Question

The equation of motion of a particle executing S.H.M. where letters have the usual meaning is:
A) $\dfrac{{{d^2}x}}{{d{t^2}}} = \dfrac{k}{m}x$
B) $\dfrac{{{d^2}x}}{{d{t^2}}} = + {\omega ^2}x$
C) $\dfrac{{{d^2}x}}{{d{t^2}}} = - {\omega ^2}x$
D) $\dfrac{{{d^2}x}}{{d{t^2}}} = - kmx$

Answer 1

Hint:A particle executing a periodic motion where the displacement of the particle has a sinusoidal nature is said to be executing a simple harmonic motion (SHM). The equation of motion can be obtained by taking the second derivative of the displacement equation of the particle.
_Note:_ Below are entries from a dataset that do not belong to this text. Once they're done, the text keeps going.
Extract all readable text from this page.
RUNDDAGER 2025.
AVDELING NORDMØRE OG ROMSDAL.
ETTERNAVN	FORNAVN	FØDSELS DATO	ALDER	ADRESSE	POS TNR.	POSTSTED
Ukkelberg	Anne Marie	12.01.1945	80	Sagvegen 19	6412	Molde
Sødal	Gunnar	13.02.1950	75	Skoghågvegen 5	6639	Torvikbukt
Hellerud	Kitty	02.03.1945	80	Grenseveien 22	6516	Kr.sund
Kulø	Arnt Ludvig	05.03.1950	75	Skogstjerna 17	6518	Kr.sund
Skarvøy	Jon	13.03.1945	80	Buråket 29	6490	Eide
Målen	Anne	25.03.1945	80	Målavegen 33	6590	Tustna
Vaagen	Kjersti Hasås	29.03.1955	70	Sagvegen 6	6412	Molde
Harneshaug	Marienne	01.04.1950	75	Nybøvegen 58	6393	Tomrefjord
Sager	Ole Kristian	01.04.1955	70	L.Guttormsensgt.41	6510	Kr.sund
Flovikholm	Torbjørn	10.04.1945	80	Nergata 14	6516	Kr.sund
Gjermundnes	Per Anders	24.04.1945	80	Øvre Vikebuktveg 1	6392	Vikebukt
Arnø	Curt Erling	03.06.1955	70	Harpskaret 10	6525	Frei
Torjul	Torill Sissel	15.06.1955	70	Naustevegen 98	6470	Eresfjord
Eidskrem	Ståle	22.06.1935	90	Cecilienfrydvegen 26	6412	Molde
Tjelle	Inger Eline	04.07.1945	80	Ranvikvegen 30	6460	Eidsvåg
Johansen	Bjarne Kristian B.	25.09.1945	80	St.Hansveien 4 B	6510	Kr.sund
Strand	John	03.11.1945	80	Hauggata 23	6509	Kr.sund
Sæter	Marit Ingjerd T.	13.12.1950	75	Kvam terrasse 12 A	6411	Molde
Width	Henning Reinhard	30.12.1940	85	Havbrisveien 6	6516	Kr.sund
Complete step by step answer.
Step 1: List the displacement equation of the particle which executes simple harmonic motion (SHM).
The displacement of the particle undergoing a simple harmonic motion is a function of time and is sinusoidal. Let $x$ be the displacement of the particle in time $t$.
Then we can represent the displacement of the particle as $x\left( t \right) = A\sin \omega t$ ------- (1) where $A$ is the amplitude of the motion and $\omega $ is the angular velocity of the particle.
Step 2: Take the second derivative of equation (1) to obtain the equation of motion of the given particle.
Equation (1) is given as $x\left( t \right) = A\sin \omega t$ .
Taking the derivative of equation (1) we get, $\dfrac{{dx}}{{dt}} = \dfrac{{d\left( {A\sin \omega t} \right)}}{{dt}} = A\omega \cos \omega t$
Thus the first derivative of equation (1) is $\dfrac{{dx}}{{dt}} = A\omega \cos \omega t$ ---------- (2).
Now taking the derivative of equation (2) gives us the second derivative of equation (1).
i.e., $\dfrac{{{d^2}x}}{{d{t^2}}} = \dfrac{d}{{dt}}\left( {\dfrac{{dx}}{{dt}}} \right)$
This then becomes $\dfrac{{{d^2}x}}{{d{t^2}}} = \dfrac{{d\left( {A\omega \cos \omega t} \right)}}{{dt}} = - {\omega ^2}A\sin \omega t$ ------- (3)
On comparing equations (1) and (3) we get, $\dfrac{{{d^2}x}}{{d{t^2}}} = - {\omega ^2}x$
Thus the equation of motion of the given particle is $\dfrac{{{d^2}x}}{{d{t^2}}} = - {\omega ^2}x$.
Since the angular velocity is given by ${\omega ^2} = \dfrac{k}{m}$, the equation of motion can also be represented as $\dfrac{{{d^2}x}}{{d{t^2}}} = - \dfrac{k}{m}x$ .

So the correct option is C.

Note:The derivative of $\sin \omega t$ is $\dfrac{{d\left( {\sin \omega t} \right)}}{{dt}} = \cos \omega t \times \omega $ in equation (2) and the derivative of $\cos \omega t$ is $\dfrac{{d\left( {\cos \omega t} \right)}}{{dt}} = - \sin \omega t \times \omega $ in equation (3). The first derivative of equation (1) corresponds to the velocity of the particle as velocity is the rate of change of displacement i.e., $v = \dfrac{{dx}}{{dt}} = A\omega \cos \omega t$. The derivative of equation (2) then corresponds to the acceleration of the particle as acceleration is the rate of change of velocity i.e., $a = \dfrac{{{d^2}x}}{{d{t^2}}} = - {\omega ^2}x$ .